Séria Indignalda: Ora, você está surtada, sua louca!

OH! Grandioso Fá: Ora, cada um vê o que quer na cara de quem quiser. Já que falei em ver, cara Tara, viu quem traduziu esse livro?

Tara Equestre: Não!

OH! Grandioso Fá: Ora, foi o Machado de Assis! Também está na cara, ou melhor na capa. Então você fica de olho no nariz avantajado do personagem e esquece do texto? Não é qualquer textículo não, minha cara Tara, é um baita textão clássico e glandioso! (vejam agora o que é um ato fálico com justa motivação).  Mas que bela atiradora de tortas está me saindo, cara Tara!

Goseli Goselina: Ora, veja bem, com um pênis desse tamanho no cara do leitor...
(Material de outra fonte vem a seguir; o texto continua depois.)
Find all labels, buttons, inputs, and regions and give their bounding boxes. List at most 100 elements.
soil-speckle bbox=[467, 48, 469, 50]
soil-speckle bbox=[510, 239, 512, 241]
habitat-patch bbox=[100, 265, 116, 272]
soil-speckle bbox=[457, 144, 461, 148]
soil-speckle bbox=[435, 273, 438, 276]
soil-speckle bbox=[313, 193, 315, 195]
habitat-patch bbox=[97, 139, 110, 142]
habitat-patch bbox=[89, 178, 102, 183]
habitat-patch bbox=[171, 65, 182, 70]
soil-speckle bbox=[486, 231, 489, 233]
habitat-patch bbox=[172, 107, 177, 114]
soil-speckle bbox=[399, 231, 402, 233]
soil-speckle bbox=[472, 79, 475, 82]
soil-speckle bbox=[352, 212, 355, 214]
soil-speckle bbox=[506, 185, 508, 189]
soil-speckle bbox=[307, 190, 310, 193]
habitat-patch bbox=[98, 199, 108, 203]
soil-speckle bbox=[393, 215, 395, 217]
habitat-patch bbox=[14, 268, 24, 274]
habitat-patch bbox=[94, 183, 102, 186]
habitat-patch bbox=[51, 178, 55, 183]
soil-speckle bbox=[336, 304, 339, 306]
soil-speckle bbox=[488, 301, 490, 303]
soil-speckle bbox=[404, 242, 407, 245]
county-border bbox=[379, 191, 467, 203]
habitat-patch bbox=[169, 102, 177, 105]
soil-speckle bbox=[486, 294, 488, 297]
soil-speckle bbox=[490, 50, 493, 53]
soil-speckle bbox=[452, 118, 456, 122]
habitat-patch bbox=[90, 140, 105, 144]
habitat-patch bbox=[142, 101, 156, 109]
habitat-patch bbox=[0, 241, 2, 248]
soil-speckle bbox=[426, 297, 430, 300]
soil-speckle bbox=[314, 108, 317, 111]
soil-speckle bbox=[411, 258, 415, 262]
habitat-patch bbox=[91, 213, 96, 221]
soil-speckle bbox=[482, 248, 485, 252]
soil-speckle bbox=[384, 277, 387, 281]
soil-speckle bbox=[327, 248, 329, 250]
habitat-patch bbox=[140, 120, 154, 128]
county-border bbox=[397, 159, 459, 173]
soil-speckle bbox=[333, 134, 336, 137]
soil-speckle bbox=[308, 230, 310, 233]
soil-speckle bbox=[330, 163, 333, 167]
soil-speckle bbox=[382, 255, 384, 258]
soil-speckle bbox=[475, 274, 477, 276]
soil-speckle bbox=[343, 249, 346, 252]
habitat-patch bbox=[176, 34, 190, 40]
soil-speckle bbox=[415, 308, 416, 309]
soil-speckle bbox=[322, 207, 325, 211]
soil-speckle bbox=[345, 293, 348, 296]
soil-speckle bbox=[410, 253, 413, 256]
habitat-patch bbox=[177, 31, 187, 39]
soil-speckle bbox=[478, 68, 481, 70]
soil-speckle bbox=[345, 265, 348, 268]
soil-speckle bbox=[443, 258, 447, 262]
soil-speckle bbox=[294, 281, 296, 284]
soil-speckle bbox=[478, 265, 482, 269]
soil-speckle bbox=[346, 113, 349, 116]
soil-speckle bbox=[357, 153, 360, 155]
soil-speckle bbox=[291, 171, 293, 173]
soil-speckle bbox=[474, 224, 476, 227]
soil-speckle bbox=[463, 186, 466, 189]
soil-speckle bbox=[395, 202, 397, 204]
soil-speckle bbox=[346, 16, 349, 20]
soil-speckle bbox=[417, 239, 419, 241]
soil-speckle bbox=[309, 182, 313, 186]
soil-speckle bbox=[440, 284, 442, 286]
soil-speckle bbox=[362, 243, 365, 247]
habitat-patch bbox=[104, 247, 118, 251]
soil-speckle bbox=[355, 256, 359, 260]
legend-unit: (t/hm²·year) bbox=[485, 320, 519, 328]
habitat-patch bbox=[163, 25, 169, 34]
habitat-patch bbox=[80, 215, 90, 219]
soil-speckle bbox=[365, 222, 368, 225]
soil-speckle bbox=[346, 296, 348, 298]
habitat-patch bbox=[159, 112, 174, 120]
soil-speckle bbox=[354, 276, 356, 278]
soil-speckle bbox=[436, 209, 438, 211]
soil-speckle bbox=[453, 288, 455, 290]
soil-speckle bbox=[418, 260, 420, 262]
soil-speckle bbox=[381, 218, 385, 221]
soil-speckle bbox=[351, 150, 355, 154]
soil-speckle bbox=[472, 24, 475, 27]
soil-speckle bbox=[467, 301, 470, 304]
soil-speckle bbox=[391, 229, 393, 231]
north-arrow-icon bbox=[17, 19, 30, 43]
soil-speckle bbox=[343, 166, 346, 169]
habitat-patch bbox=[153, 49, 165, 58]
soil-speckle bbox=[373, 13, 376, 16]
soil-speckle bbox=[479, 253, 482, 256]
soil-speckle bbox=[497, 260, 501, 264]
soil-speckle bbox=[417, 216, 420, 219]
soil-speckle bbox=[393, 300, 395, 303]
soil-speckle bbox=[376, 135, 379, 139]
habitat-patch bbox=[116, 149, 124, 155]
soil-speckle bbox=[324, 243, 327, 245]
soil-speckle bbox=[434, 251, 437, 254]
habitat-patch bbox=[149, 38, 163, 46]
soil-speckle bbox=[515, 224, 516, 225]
Mara Tara: Do leitor, não, colega, do Allan Poe.

Fábio Lobo (outro titular da banca): Vocês vão censurar um livro por causa de um delírio proveniente de recalque sexual e... e... (o coitado até gaguejou) surto psicótico?

Tara Esquestre e Goseli Goselina (em coro ensaiado lá no gabinete do secretário das tortas): Ah, é, não é? Se é assim, agora é que vamos para as cabeças mesmo. Tá censurado, se insistirem, melamos o processo.

Séria Indignalda: Aí, me segura que vou ter um troço.

Outros dois membros da banca, até ali só ouvindoOH! Grandioso Fá, você nos convida para um filme de pastelão, oras bolas! Nossa simpatia por sua titulação da USP e pelos parcos larjans que vão nos pagar a... a... (os caras também engasgaram) assim periclita, bacana!

Outros titulares até ali pasmos sem entender patavinas: OHHHHHHHHHHHHHHH!

OH! Grandioso FÁ (entrando de sola, mas bem zen): Calma, gente, é só um surtinho que vem lá das altas esferas, para não falar bolas, o que soaria indecente em conformidade com o delírio peniano. É só um surtinhozinho, já já passa... Vamos abrir as janelas e tomar um ar que dessufoca...

Séria Indignalda: OH! Grandioso Fá, não estudei para tamanha provação. Nunca imaginei nem durante a ditatura mais cruel ceder ouvidos a tanta patacoada... Essas duas que vão fazer psicoterapia, vão de retro, discípulas de Torquemada! Arre! Ainda não desisti de ter um troço imediatamente não!

Tenho que me curvar às evidências: o surtinho não passou coisa nenhuma. E o diagnóstico  do furibundo acometimento abunda ainda no insuspeito órgão da constitucionalissimamente São Silvestre.

Telespectadores e radiouvintes, foi um sufoco. Vocês não imaginam o que é a gente se ver  subitamente no meio do fogo cruzado de um filme de pastelão. Elas duas lá, mandando ver nas tortas e o restante da banca só se desviando para escapar do chantily azedo que o secretário Preparador de Tortas precariamente cozidas.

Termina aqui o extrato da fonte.